The history bears this out.

A scan of the Republicans who’ve won statewide posts since 2003 reveals none who came into the legislature during the period of GOP dominance.  Still other recent GOP legislators who reached positions of importance in the General Assembly have fared poorly in their attempts to move up.  Catherine Hanaway and Mike Gibbons were the high-ranking members in their respective chambers before losing statewide.  Brad Lager, Shane Schoeller, Scott Rupp, Bill Stouffer and Cole McNary headline a list of other successful lawmakers whose statewide efforts failed.

Compare this with the GOP’s partisan opposition.

For all of the vast success of the GOP caucus operations, the Democratic caucus electoral efforts in recent cycles have been correspondingly dismal.

Buy-in by members into the Democratic caucus fundraising program is narrow and shallow.  There is very little reason for members to believe their ascendancy in the caucus is correlated with their level of political participation.  And the prospective pay-off in power for reaching a high perch within the caucus is negligible given the caucus’s size and, particularly in the House, minimal influence.

Yet the House Democratic caucus has seen two of its former members win three statewide races in just the past three election cycles, and the Senate Democrats have seen one do so as well.

In a reverse of the Graham Harrell effect that afflicts legislative Republicans, Democratic legislators are actually better prepared for succeeding statewide because of the lack of support infrastructure that exists within the Democratic caucus machinery.

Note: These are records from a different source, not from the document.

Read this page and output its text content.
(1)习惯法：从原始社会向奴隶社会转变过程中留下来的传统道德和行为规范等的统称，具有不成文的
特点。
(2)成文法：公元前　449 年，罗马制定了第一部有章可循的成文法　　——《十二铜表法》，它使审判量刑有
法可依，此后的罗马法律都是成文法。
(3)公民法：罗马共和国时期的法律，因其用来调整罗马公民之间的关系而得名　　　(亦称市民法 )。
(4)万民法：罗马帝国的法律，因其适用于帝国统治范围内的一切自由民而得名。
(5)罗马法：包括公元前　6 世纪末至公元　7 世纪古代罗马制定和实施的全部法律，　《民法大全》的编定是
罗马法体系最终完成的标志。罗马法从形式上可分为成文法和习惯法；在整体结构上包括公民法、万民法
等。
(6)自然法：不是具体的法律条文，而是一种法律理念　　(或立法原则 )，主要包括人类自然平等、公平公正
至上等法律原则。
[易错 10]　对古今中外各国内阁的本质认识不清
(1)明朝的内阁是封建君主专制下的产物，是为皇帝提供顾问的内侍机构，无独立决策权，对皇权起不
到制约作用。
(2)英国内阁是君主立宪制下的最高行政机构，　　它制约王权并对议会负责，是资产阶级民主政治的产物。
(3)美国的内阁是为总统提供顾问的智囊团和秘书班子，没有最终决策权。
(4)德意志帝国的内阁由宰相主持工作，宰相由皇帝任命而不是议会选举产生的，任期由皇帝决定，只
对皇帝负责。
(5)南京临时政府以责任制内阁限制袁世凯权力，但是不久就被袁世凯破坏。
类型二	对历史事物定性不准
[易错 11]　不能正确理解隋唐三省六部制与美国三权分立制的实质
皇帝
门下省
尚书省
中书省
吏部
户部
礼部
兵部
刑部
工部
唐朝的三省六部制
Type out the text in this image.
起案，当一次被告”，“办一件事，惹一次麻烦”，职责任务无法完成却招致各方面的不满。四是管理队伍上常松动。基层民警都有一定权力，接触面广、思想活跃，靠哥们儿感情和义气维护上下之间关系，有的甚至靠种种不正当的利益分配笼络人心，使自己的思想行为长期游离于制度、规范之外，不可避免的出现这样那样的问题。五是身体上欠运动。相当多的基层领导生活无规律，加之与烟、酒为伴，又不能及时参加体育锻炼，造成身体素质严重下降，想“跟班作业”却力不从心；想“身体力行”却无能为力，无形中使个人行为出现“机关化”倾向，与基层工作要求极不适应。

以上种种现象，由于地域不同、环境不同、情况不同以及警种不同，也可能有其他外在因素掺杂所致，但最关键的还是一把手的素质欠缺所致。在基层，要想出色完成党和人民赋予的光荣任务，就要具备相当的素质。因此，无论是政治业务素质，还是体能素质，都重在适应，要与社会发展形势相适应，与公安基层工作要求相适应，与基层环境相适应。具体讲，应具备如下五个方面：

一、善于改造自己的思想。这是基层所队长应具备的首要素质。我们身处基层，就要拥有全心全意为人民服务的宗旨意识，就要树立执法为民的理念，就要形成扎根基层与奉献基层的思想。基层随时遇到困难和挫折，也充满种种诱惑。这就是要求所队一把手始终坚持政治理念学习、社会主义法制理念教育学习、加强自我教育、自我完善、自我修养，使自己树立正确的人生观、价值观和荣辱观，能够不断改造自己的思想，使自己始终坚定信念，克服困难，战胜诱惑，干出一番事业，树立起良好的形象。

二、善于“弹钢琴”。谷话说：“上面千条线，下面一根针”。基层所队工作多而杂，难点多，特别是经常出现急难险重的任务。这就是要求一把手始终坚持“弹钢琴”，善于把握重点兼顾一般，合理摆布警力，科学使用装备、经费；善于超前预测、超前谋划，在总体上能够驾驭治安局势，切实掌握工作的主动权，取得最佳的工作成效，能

Democratic legislators have no system to play in.  For them, everything is an improvisation.  They have every opportunity to shape their legislative and policy record as they see fit, because there is very little premium placed on party discipline.  They can seek ways to stand out rather than blend in without much fear of alienating caucus colleagues or partisans around the state.  They can jump at a good opportunity for higher office without the fear of risking substantial legislative influence just a couple sessions away.  Missouri’s legislative Democrats understand, and are already accustomed to, the notion that they are in their fight all alone.  For them, it has always been thus.

All of which is not to say that Republican legislators aren’t skilled politicians.  It was, after all, GOP members of the General Assembly who had the brilliance and foresight to design their party’s dominant system and who retain the grit and leadership to keep members accountable to it today.  And it would be foolish to think that, one of these cycles, a contemporary GOP System Quarterback won’t break through by winning statewide office.

Even so, that eventuality won’t change the fact that a Missouri Republican caucus program which has been so good for so long at creating All-Americans in the General Assembly is a notably poor training ground for prospective statewide winners.

But in the rush to lament reduced opportunity for legislative Republicans to reach the highest levels of elected office in the state, one must not lose sight of a truth about the GOP’s caucus system: almost any kid who’s ever picked up a football and hoped to toss it in a game thinks it’s pretty damn cool to be Graham Harrell.

Jeff Mazur is the Executive Director of the American Federation of State, County, and Municipal Employees Council 72.